On the engine side of things, there's tons of opinions on RB25 mods, but for stagea specific opinions, don't go a for a big turbo. I run the hypergear RB25 high flow 21U unit, and I wouldn't want any bigger, in fact I'd go a bit smaller. You'll want the response and early spool rpm for the weight of the stagea, and the auto trans.

As soon as possible get a wideband exhaust sensor. Otherwise you're flying blind with AF ratios. It's tricky because you'll probably need to put the turbo on first, then get an exhaust made for it, then weld the bung on for the wideband.

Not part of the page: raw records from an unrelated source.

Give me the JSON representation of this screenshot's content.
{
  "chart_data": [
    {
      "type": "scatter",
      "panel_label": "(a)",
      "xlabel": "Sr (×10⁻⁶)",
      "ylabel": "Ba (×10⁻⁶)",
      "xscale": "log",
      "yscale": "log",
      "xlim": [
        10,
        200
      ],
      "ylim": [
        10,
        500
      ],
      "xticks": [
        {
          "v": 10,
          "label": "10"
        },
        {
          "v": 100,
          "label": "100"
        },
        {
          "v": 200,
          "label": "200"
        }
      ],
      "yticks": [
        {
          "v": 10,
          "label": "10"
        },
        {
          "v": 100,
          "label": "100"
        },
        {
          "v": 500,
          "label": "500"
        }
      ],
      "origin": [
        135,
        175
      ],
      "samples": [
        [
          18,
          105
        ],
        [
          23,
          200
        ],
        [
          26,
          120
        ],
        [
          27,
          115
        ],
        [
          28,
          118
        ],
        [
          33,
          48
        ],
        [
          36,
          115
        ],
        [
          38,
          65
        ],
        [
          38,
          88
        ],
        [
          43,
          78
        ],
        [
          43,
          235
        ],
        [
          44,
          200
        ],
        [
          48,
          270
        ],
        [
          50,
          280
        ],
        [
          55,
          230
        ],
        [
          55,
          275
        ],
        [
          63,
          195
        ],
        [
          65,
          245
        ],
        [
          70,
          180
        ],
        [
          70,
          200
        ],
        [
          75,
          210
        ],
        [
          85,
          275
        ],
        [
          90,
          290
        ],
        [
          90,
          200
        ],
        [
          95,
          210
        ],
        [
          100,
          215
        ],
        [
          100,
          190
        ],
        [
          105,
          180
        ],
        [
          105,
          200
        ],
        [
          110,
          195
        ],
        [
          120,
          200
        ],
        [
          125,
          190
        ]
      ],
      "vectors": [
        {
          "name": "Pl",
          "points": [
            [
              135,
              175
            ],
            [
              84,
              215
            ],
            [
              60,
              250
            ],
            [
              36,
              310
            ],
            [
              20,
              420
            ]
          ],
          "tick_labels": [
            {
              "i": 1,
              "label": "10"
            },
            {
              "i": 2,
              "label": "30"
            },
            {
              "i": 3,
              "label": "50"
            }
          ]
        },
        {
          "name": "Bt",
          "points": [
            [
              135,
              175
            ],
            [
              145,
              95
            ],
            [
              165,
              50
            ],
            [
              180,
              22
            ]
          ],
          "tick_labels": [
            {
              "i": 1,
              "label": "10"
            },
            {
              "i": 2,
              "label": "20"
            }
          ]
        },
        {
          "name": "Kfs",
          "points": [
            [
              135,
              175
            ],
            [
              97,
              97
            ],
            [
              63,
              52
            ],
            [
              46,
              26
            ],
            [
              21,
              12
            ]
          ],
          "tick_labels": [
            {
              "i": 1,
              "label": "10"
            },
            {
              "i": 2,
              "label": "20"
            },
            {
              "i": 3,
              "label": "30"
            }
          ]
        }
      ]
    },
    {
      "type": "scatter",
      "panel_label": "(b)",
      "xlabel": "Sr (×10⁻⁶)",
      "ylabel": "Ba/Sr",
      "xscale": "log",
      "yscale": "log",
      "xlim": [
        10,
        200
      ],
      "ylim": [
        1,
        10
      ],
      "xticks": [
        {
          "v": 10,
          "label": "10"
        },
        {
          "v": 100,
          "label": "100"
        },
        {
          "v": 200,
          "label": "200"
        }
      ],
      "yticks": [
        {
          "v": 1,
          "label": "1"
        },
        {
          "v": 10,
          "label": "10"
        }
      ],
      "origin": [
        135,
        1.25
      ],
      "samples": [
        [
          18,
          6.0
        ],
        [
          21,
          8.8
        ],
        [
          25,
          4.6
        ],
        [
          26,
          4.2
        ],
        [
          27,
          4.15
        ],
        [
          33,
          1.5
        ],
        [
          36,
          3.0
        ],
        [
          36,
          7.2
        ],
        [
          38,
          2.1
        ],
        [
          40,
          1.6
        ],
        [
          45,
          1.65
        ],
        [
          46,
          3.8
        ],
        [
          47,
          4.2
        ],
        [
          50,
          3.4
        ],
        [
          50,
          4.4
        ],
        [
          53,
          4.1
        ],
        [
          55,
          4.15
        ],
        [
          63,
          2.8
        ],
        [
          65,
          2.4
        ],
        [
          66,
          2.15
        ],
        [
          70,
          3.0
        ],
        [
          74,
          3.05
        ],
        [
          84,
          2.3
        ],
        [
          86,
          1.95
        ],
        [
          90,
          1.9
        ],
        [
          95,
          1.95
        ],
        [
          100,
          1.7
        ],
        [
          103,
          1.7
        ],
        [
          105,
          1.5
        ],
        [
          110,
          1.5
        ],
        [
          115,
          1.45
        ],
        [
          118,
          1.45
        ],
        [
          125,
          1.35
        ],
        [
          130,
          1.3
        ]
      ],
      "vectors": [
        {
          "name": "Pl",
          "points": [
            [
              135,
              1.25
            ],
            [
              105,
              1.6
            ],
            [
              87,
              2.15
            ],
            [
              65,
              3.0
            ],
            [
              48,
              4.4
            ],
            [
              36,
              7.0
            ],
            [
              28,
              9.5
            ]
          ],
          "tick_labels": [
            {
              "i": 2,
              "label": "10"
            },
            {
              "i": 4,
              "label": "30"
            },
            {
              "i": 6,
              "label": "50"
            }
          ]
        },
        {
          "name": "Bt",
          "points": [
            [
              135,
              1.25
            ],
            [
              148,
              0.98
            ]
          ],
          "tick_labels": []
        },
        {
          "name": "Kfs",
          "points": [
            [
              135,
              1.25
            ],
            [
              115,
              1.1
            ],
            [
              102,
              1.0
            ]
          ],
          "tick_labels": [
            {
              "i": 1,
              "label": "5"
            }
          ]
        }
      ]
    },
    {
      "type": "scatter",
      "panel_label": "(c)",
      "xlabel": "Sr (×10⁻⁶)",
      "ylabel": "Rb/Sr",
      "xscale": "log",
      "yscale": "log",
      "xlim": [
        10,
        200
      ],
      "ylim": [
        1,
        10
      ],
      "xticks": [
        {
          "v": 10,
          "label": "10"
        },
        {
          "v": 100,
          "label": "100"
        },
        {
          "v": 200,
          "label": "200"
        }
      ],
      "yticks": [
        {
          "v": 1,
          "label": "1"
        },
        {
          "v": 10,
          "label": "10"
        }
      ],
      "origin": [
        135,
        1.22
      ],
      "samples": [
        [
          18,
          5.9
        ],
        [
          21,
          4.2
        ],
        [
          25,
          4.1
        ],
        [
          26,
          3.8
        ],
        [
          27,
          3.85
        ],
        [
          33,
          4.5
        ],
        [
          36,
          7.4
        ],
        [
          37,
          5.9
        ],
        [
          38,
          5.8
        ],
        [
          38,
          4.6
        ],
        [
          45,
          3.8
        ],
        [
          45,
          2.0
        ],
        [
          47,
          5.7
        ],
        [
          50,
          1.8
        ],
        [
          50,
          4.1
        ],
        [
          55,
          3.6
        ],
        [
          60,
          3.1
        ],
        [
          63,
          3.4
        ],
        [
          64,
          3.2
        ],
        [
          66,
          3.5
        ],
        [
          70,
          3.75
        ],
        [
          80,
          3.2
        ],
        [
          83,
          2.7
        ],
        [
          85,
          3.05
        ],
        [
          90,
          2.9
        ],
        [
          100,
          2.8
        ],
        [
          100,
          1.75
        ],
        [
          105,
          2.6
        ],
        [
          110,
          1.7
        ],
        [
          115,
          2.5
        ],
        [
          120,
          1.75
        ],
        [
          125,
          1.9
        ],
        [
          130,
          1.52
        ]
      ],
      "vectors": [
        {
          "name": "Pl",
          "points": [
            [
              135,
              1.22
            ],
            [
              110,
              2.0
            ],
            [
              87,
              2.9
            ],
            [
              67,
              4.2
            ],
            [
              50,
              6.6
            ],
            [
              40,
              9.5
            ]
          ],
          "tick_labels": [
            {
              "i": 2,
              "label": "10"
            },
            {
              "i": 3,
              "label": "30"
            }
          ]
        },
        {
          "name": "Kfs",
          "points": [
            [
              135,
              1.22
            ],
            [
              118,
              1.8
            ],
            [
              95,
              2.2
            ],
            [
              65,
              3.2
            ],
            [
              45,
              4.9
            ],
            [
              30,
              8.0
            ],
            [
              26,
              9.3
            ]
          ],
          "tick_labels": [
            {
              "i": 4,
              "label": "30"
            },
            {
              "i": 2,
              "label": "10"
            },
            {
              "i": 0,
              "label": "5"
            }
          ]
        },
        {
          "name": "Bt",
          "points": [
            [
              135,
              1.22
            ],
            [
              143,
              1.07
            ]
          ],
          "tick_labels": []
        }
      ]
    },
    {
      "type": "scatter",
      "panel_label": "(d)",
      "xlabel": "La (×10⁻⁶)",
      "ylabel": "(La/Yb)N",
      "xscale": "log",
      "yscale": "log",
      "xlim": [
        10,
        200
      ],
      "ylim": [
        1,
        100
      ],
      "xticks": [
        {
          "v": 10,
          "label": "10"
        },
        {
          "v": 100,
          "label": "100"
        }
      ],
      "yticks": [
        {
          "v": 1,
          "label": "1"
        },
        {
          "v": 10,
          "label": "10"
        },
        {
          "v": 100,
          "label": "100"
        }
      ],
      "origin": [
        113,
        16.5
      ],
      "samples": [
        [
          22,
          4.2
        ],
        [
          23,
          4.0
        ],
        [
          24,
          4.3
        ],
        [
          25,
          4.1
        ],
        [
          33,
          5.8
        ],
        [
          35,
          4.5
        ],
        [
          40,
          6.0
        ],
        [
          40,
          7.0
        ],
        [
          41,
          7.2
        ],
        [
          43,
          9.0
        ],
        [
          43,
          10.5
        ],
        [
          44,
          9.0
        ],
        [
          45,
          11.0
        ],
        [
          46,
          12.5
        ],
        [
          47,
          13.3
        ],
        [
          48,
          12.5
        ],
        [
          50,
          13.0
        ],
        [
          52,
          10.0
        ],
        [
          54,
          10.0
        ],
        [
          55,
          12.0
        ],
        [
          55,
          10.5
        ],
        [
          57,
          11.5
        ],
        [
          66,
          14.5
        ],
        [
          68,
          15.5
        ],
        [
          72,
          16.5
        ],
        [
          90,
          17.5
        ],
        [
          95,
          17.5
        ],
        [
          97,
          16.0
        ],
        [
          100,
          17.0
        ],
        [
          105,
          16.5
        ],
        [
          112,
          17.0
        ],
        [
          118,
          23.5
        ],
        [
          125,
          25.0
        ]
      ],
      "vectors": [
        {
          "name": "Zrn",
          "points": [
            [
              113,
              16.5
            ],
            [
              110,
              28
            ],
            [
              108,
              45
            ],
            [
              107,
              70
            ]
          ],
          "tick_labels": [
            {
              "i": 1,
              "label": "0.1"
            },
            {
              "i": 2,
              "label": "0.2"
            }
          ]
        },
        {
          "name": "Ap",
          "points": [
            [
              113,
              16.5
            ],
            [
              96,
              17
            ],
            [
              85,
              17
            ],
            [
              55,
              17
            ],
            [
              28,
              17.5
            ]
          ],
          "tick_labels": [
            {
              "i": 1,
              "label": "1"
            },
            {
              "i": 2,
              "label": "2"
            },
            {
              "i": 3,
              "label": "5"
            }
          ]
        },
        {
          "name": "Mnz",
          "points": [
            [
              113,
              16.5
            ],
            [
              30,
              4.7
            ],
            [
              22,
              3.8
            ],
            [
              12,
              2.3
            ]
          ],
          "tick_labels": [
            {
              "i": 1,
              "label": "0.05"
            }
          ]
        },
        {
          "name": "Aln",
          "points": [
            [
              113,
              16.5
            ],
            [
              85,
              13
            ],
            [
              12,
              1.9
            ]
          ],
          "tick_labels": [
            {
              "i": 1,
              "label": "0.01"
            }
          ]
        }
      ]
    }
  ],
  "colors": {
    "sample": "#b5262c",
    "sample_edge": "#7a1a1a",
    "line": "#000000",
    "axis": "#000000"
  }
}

Only you can judge whether you're willing to try all this yourself. You can't rely on a tuner to do a full map. I paid a fair amount to a reputable tuner for a full tune and looking back at it, it's laughably bad. I had to retune nearly all the map to make all the lower load/rpm an improvement over stock. Also keep in mind what I mentioned about coolant temp enrichments for winter, cold start maps etc..... the list goes on.

I have to disagree with Kiwi that the auto trans is guaranteed to die when power is upped to any extent though. I've been running 200awkw for 5 years now. It's not huge numbers, but it's still a considerable increase over stock. I'm more concerned about what effect my early shitty tune had on the engine more than anything. But I've spent those 5 years constantly tweaking things and working on the ECU maps to try different things. Maybe that's part of the fun for me, but keep in mind if that's really the end goal for you.